Data Scientist
We are seeking a skilled Data Scientist with 2 to 5 years of experience,
specializing in Machine Learning, PySpark, and Databricks, with a proven
track record in long-range demand and sales forecasting. This role is
crucial for the development and implementation of an automotive OEM’s
next-generation Intelligent Forecast Application. The position will involve
building, optimizing, and deploying large-scale machine learning models for
complex, long-term forecasting challenges using distributed computing
frameworks, specifically PySpark on the Databricks platform. The work will
directly support strategic decision-making across the automotive value
chain, including areas like long-term demand planning, production
scheduling, and inventory optimization.
The ideal candidate will have hands-on experience developing and deploying
ML models for forecasting, particularly long-range predictions, in a
production environment using PySpark and Databricks. This role requires
strong technical skills in machine learning, big data processing, and time
series forecasting, combined with the ability to work effectively within a
technical team to deliver robust and scalable long-range forecasting
solutions.
Role & Responsibilities:
- Machine Learning Model Development & Implementation for Long-Range Forecasting: Design, develop, and implement scalable and accurate machine learning models specifically for long-range demand and sales forecasting challenges.
- Data Processing and Feature Engineering with PySpark: Build and optimize large-scale data pipelines for ingesting, cleaning, transforming, and engineering features relevant to long-range forecasting from diverse, complex automotive datasets using PySpark on Databricks.
- Deployment and MLOps on Databricks: Develop and implement robust code for model training, inference, and deployment of long-range forecasting models directly within the Databricks platform.
- Performance Evaluation & Optimization: Evaluate long-range forecasting model performance using relevant metrics (e.g., MAE, RMSE, MAPE, considering metrics suitable for longer horizons) and optimize models and data processing pipelines for improved accuracy and efficiency within the PySpark/Databricks ecosystem.
- Work effectively as part of a technical team, collaborating with other data scientists, data engineers, and software developers to integrate ML long-range forecasting solutions into the broader forecasting application built on Databricks.

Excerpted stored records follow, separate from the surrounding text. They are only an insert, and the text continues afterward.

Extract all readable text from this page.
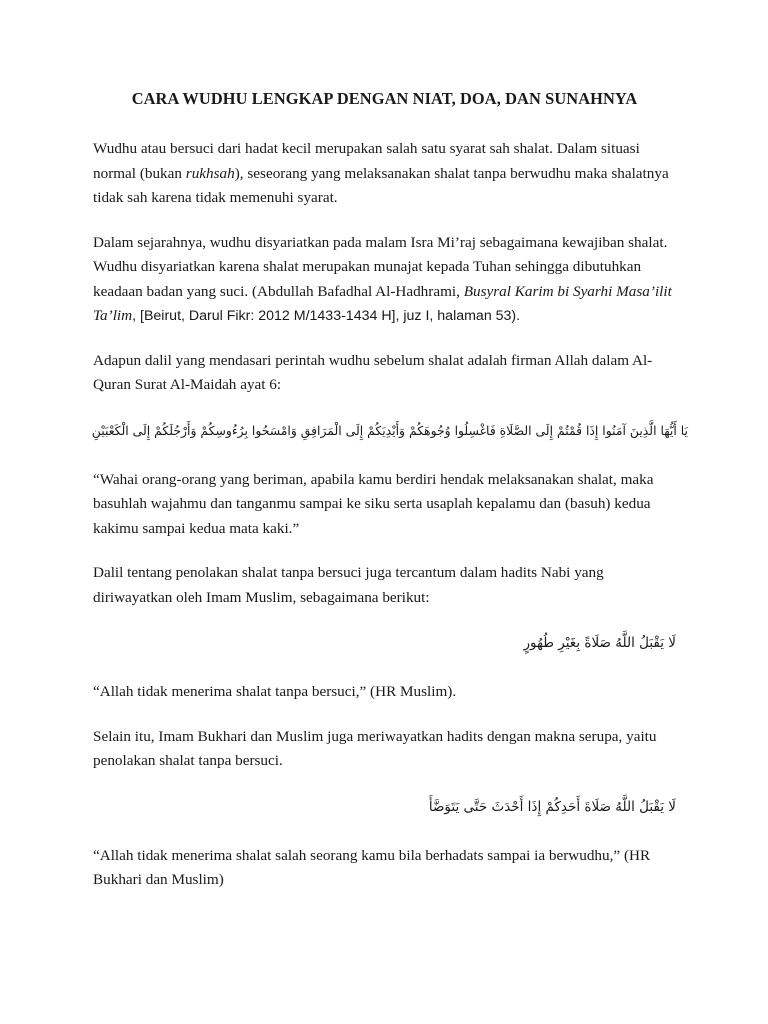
CARA WUDHU LENGKAP DENGAN NIAT, DOA, DAN SUNAHNYA

Wudhu atau bersuci dari hadat kecil merupakan salah satu syarat sah shalat. Dalam situasi normal (bukan rukhsah), seseorang yang melaksanakan shalat tanpa berwudhu maka shalatnya tidak sah karena tidak memenuhi syarat.

Dalam sejarahnya, wudhu disyariatkan pada malam Isra Mi’raj sebagaimana kewajiban shalat. Wudhu disyariatkan karena shalat merupakan munajat kepada Tuhan sehingga dibutuhkan keadaan badan yang suci. (Abdullah Bafadhal Al-Hadhrami, Busyral Karim bi Syarhi Masa’ilit Ta’lim, [Beirut, Darul Fikr: 2012 M/1433-1434 H], juz I, halaman 53).

Adapun dalil yang mendasari perintah wudhu sebelum shalat adalah firman Allah dalam Al-Quran Surat Al-Maidah ayat 6:

يَا أَيُّهَا الَّذِينَ آمَنُوا إِذَا قُمْتُمْ إِلَى الصَّلَاةِ فَاغْسِلُوا وُجُوهَكُمْ وَأَيْدِيَكُمْ إِلَى الْمَرَافِقِ وَامْسَحُوا بِرُءُوسِكُمْ وَأَرْجُلَكُمْ إِلَى الْكَعْبَيْنِ

“Wahai orang-orang yang beriman, apabila kamu berdiri hendak melaksanakan shalat, maka basuhlah wajahmu dan tanganmu sampai ke siku serta usaplah kepalamu dan (basuh) kedua kakimu sampai kedua mata kaki.”

Dalil tentang penolakan shalat tanpa bersuci juga tercantum dalam hadits Nabi yang diriwayatkan oleh Imam Muslim, sebagaimana berikut:

لَا يَقْبَلُ اللَّهُ صَلَاةً بِغَيْرِ طُهُورٍ

“Allah tidak menerima shalat tanpa bersuci,” (HR Muslim).

Selain itu, Imam Bukhari dan Muslim juga meriwayatkan hadits dengan makna serupa, yaitu penolakan shalat tanpa bersuci.

لَا يَقْبَلُ اللَّهُ صَلَاةَ أَحَدِكُمْ إِذَا أَحْدَثَ حَتَّى يَتَوَضَّأَ

“Allah tidak menerima shalat salah seorang kamu bila berhadats sampai ia berwudhu,” (HR Bukhari dan Muslim)
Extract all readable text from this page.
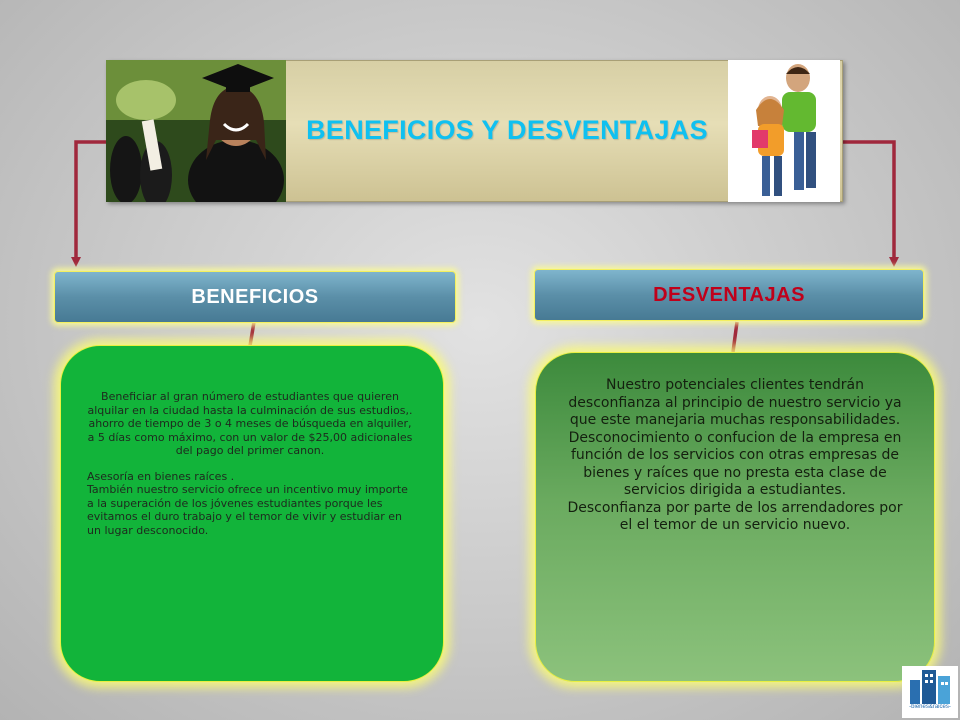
BENEFICIOS Y DESVENTAJAS
BENEFICIOS	DESVENTAJAS

Beneficiar al gran número de estudiantes que quieren alquilar en la ciudad hasta la culminación de sus estudios,. ahorro de tiempo de 3 o 4 meses de búsqueda en alquiler, a 5 días como máximo, con un valor de $25,00 adicionales del pago del primer canon.

Asesoría en bienes raíces .

También nuestro servicio ofrece un incentivo muy importe a la superación de los jóvenes estudiantes porque les evitamos el duro trabajo y el temor de vivir y estudiar en un lugar desconocido.

Nuestro potenciales clientes tendrán desconfianza al principio de nuestro servicio ya que este manejaria muchas responsabilidades.
Desconocimiento o confucion de la empresa en función de los servicios con otras empresas de bienes y raíces que no presta esta clase de servicios dirigida a estudiantes.
Desconfianza por parte de los arrendadores por el el temor de un servicio nuevo.
-bienes&raices-
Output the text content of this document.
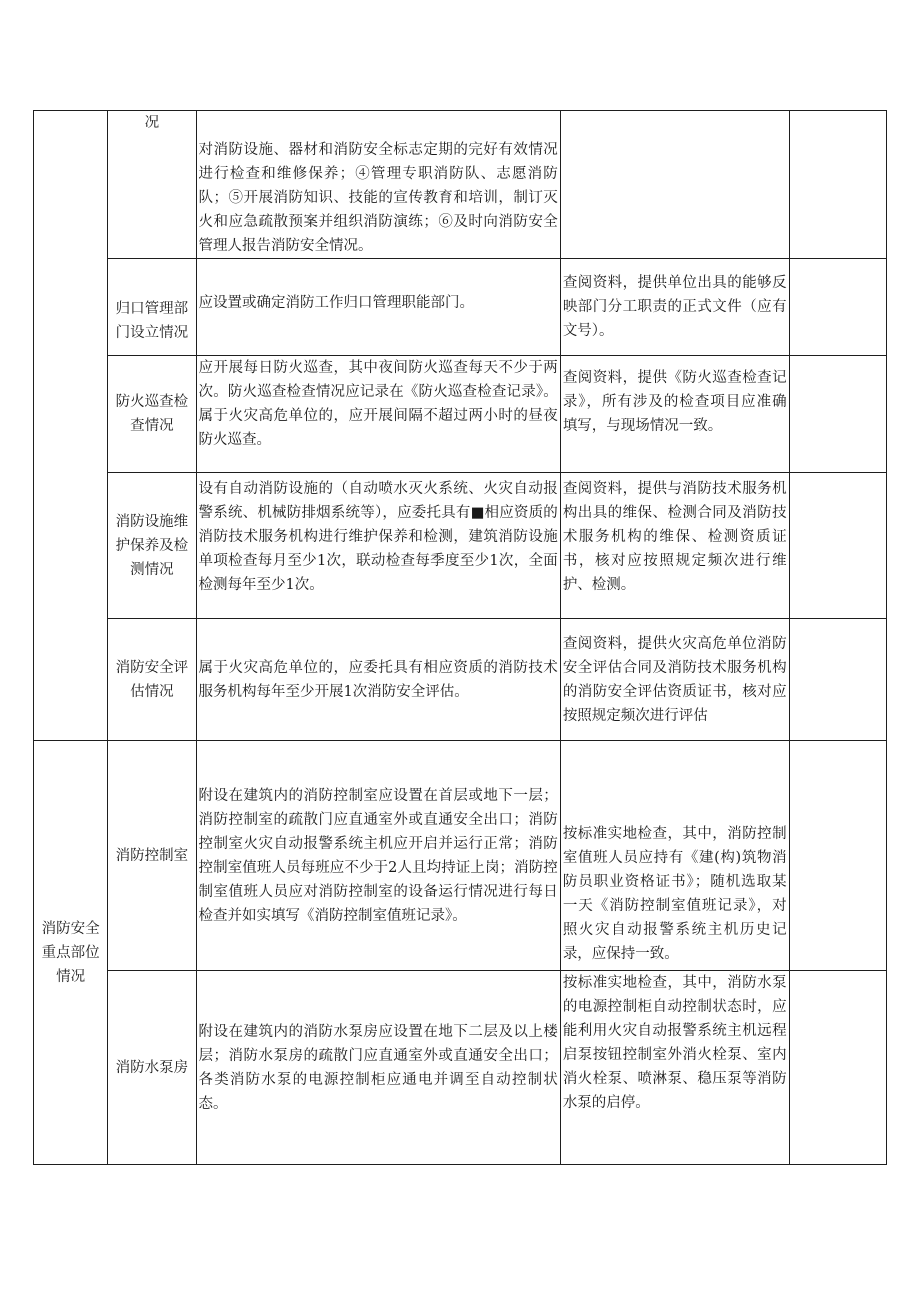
	况	对消防设施、器材和消防安全标志定期的完好有效情况进行检查和维修保养；④管理专职消防队、志愿消防队；⑤开展消防知识、技能的宣传教育和培训，制订灭火和应急疏散预案并组织消防演练；⑥及时向消防安全管理人报告消防安全情况。		
	归口管理部门设立情况	应设置或确定消防工作归口管理职能部门。	查阅资料，提供单位出具的能够反映部门分工职责的正式文件（应有文号）。	
	防火巡查检查情况	应开展每日防火巡查，其中夜间防火巡查每天不少于两次。防火巡查检查情况应记录在《防火巡查检查记录》。属于火灾高危单位的，应开展间隔不超过两小时的昼夜防火巡查。	查阅资料，提供《防火巡查检查记录》，所有涉及的检查项目应准确填写，与现场情况一致。	
	消防设施维护保养及检测情况	设有自动消防设施的（自动喷水灭火系统、火灾自动报警系统、机械防排烟系统等），应委托具有■相应资质的消防技术服务机构进行维护保养和检测，建筑消防设施单项检查每月至少1次，联动检查每季度至少1次，全面检测每年至少1次。	查阅资料，提供与消防技术服务机构出具的维保、检测合同及消防技术服务机构的维保、检测资质证书，核对应按照规定频次进行维护、检测。	
	消防安全评估情况	属于火灾高危单位的，应委托具有相应资质的消防技术服务机构每年至少开展1次消防安全评估。	查阅资料，提供火灾高危单位消防安全评估合同及消防技术服务机构的消防安全评估资质证书，核对应按照规定频次进行评估	
消防安全重点部位情况	消防控制室	附设在建筑内的消防控制室应设置在首层或地下一层；消防控制室的疏散门应直通室外或直通安全出口；消防控制室火灾自动报警系统主机应开启并运行正常；消防控制室值班人员每班应不少于2人且均持证上岗；消防控制室值班人员应对消防控制室的设备运行情况进行每日检查并如实填写《消防控制室值班记录》。	按标准实地检查，其中，消防控制室值班人员应持有《建(构)筑物消防员职业资格证书》；随机选取某一天《消防控制室值班记录》，对照火灾自动报警系统主机历史记录，应保持一致。	
	消防水泵房	附设在建筑内的消防水泵房应设置在地下二层及以上楼层；消防水泵房的疏散门应直通室外或直通安全出口；各类消防水泵的电源控制柜应通电并调至自动控制状态。	按标准实地检查，其中，消防水泵的电源控制柜自动控制状态时，应能利用火灾自动报警系统主机远程启泵按钮控制室外消火栓泵、室内消火栓泵、喷淋泵、稳压泵等消防水泵的启停。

- Communicate technical details and forecasting results effectively within the technical team.
Requirements
Qualifications & Skills
- Bachelor's or Master's degree in Data Science, Computer Science, Statistics, Applied Mathematics, or a closely related quantitative field.
- 2 to 5 years of hands-on experience in a Data Scientist or Machine Learning Engineer role.

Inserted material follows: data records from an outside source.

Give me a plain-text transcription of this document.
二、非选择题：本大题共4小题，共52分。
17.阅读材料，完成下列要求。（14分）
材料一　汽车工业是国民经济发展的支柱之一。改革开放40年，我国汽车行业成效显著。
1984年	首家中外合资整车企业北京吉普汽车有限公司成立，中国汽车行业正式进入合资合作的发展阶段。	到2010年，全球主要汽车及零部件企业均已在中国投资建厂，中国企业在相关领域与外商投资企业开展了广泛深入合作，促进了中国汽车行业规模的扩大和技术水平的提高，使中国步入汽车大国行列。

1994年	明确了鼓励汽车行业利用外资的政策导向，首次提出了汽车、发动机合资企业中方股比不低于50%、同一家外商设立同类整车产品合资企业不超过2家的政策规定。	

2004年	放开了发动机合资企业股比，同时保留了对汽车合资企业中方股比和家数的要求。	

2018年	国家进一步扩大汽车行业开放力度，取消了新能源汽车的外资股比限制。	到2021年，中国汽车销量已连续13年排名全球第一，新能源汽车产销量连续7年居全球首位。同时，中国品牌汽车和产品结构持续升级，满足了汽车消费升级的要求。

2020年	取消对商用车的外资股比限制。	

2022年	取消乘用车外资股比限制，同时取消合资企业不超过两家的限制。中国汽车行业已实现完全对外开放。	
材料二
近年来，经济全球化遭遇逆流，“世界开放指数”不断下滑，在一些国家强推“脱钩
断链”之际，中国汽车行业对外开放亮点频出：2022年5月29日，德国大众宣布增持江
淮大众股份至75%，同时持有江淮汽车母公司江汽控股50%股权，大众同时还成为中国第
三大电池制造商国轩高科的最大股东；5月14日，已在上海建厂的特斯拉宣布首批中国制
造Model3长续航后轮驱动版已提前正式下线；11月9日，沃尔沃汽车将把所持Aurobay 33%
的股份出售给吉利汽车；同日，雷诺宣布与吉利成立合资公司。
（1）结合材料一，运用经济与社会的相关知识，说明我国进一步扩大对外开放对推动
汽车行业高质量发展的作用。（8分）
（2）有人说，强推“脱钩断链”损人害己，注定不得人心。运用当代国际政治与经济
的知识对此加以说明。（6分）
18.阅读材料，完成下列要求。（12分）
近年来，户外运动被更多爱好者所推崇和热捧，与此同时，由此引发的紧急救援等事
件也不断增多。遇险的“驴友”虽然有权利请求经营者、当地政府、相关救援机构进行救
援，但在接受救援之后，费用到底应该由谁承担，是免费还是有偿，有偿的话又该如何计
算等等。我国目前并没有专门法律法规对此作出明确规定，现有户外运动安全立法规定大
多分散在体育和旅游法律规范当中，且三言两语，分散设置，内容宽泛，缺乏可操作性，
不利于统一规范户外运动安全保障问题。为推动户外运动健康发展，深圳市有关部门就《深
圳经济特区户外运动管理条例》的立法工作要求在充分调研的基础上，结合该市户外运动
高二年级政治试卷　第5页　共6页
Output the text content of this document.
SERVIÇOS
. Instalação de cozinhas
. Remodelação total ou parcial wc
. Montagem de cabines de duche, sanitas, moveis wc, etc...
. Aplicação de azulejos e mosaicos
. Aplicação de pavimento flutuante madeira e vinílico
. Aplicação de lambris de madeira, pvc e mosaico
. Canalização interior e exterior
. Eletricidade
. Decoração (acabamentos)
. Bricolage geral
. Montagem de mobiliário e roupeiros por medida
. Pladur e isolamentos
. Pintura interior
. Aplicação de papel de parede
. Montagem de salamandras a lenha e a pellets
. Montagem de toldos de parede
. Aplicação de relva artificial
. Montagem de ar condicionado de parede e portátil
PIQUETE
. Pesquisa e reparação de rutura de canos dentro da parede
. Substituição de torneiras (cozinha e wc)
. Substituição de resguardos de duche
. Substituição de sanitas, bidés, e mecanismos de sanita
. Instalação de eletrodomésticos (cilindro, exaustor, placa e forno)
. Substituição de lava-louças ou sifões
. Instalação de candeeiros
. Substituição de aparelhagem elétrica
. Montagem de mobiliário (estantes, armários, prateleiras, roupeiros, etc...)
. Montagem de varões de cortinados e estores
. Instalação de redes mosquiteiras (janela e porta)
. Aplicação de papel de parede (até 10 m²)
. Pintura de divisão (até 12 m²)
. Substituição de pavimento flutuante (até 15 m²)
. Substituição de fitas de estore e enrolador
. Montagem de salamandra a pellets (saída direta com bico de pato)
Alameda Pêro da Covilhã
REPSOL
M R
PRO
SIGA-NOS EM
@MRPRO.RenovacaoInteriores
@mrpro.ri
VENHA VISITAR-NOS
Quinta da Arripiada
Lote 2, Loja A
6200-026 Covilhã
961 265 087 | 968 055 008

- Proven experience developing and deploying machine learning models in a production environment.
- Demonstrated experience in long-range demand and sales forecasting.
- Significant hands-on experience with PySpark for large-scale data processing and machine learning.
- Extensive practical experience working with the Databricks platform, including notebooks, jobs, and ML capabilities.
- Technical Skills: Expert proficiency in PySpark and the Databricks platform. Strong proficiency in Python and SQL. Experience with machine learning libraries compatible with PySpark (e.g., MLlib, or integrating other libraries). Experience with advanced time series forecasting techniques and their implementation. Experience with distributed computing concepts and optimization techniques relevant to PySpark. Hands-on experience with a major cloud provider (Azure, AWS, or GCP) in the context of using Databricks. Familiarity with MLOps concepts and tools used in a Databricks environment. Experience with data visualization tools.
- Analytical Skills: Deep understanding of machine learning algorithms and their application to forecasting. Ability to troubleshoot and solve complex technical problems related to big data and machine learning workflows.
- Preferred Location: Kolkata – should be open to travel to Jaipur & Bangalore.
- Preferred / Good to have: Experience with specific long-range forecasting methodologies and libraries used in a distributed environment. Experience with real-time or streaming data processing using PySpark for near-term forecasting components that might complement long-range models. Familiarity with automotive data types relevant to long-range forecasting (e.g., economic indicators affecting car sales, long-term market trends). Experience with distributed version control systems (e.g., Git). Knowledge of agile development methodologies.
Signs You May Be a Great Fit
- Impact: Play a pivotal role in shaping a rapidly growing venture studio.
- Culture: Thrive in a collaborative, innovative environment that values creativity and ownership.
- Growth: Access professional development opportunities and mentorship.
- Benefits: Competitive salary, health/wellness packages, and flexible work options.